Prilla Brackett

Prilla Smith Brackett has been working professionally as a painter for 30 years. For over 18 years, she has been approaching landscape in a conceptual way, in that she uses landscape to say more than a description of a place. An early series emphasized the intersection of the natural and man-made worlds through juxtaposition and fragmentation of images. Later series became more contemplative.

Recently she has been exploring the intermingling of the domestic with the natural in drawings, monoprints, and mixed media paintings on panel. She incorporates semi-transparent furniture from another era with forest imagery, experimenting with how transparent and above the forest the furniture is, or how embedded it is within. When furniture from a previous era is placed in a forest, Brackett finds such narrative uncertainty fascinating.

Forests have played a large role in our histories. They have given us raw material and air cleansed of carbon dioxide. They have long been scary places on civilization’s edge, as well as places of refuge and hidden secrets, of solace and spirituality, of make-believe. Brackett’s work brings forth such associations in viewers. She creates spaces where the imagination can wander and memory can surface.

During fall 2010 Brackett’s current work was shown in solo exhibits at Farnham Gallery, Simpson College, Indianola, Iowa, and at Hess Gallery, Pine Manor College, Chestnut Hill, MA. Other solo exhibitions have included the 2002 show, “Uncertain Balance,” at the National Academy of Sciences in Washington DC, and an exhibition, “Remnants: Ancient Forests & City Trees” which traveled to 8 venues in ME, VA, NH, PA, MA, CT, TN, NY 1999 – 2001. Brackett’s paintings were included in New American Painting #26, a juried exhibition in print.

Her honors include 2001, 2003, 2007 & 2009 residencies at the Virginia Center for the Creative Arts, a 1998 award & residency at the Ucross Foundation, 1997 & 1998 residencies at the Ragdale Foundation, a 1994 residency at the Millay Colony for the Arts, a 1992 Earthwatch Artist award in Madagascar, a 1989-90 fellowship in painting at the Bunting Institute of Radcliffe College, and a 1990 travel grant to Costa Rica. The 2010 publication of “Venus & Other Losses,” by Lucia Galloway, and the 2008 publication of “Mrs. Ramsey’s Knee: Poems by Idris Anderson” each feature one of Brackett’s paintings in color on the cover. With social science degrees from Sarah Lawrence College and the University of California/Berkeley, Brackett earned her MFA in drawing & painting from the University of Nebraska/Lincoln in 1981. In addition to a solo exhibition at DeCordova Museum & Sculpture Park (MA), Brackett has shown at the Portland Museum of Art (ME), Ashville Art Museum (NC), Lyman Allen Museum (CT), Lancaster Museum of Art (PA), Arnot Art Museum (NY), Fitchburg Art Museum (MA), Berkshire Museum (MA) and in two venues at the 1995 Beijing UN 4th World Conference on Women.

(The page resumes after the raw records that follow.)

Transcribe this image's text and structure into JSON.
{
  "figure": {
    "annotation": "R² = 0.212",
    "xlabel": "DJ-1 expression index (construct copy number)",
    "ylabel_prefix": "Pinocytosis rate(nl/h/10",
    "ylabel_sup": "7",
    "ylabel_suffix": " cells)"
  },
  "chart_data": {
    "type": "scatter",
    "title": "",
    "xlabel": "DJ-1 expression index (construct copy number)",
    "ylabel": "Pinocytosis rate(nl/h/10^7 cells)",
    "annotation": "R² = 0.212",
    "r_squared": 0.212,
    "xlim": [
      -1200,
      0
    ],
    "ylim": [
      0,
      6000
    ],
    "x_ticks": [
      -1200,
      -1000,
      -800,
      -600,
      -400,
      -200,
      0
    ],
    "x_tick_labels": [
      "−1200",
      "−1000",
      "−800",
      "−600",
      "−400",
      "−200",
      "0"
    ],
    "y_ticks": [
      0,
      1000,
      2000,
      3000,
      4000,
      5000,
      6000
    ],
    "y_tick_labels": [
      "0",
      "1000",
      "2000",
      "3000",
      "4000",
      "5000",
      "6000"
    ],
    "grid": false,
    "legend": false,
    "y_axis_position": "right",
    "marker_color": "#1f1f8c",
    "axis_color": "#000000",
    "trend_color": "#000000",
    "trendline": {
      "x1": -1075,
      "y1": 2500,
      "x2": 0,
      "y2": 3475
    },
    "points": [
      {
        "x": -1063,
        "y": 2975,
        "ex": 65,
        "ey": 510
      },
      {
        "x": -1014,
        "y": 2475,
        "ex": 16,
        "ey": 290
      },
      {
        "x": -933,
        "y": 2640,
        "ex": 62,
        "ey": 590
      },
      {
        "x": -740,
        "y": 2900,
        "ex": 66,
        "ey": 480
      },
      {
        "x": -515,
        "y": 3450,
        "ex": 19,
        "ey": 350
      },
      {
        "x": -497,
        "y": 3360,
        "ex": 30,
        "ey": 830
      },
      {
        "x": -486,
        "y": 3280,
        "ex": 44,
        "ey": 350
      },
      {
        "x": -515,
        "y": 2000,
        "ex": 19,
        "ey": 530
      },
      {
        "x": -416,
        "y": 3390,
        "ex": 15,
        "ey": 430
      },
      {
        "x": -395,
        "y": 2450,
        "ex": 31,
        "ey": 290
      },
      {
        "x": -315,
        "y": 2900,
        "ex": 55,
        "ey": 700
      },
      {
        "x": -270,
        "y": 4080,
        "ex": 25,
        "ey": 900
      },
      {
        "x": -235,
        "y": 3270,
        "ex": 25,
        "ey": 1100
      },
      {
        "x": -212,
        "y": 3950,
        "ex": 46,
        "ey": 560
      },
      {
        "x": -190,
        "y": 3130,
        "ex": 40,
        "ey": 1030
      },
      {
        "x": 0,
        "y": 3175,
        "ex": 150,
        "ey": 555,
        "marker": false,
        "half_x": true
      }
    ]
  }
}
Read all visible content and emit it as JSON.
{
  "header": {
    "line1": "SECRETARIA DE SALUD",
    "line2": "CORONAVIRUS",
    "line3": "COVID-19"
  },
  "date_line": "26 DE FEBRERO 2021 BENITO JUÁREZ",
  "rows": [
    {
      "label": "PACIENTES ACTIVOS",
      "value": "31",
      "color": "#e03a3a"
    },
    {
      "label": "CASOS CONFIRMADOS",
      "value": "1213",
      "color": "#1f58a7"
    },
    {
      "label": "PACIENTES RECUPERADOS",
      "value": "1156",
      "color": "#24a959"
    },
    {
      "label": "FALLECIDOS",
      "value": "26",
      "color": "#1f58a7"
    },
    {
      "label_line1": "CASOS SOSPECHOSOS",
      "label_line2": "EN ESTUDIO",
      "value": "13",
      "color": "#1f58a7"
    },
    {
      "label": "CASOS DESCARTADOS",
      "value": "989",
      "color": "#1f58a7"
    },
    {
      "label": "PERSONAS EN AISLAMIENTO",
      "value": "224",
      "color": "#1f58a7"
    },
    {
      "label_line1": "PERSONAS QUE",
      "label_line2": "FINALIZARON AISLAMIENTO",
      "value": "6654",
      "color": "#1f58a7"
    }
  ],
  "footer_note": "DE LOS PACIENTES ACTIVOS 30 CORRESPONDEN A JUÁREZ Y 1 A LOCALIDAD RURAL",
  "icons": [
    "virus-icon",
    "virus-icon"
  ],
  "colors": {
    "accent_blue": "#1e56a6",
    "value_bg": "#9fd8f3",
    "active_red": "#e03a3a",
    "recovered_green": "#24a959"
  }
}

Her work is in public and private collections, such as the New Britain Museum of American Art, Fogg Art Museum of Harvard University Museums, DeCordova Museum, Art in US Embassies Program, National Museum of Women in the Arts, Radcliffe College, Boston Public Library, Federal Reserve Bank of Boston, E. F. Hutton, Fidelity Corporation, Honeywell, and Shell Oil in the USA, Japan, and Europe.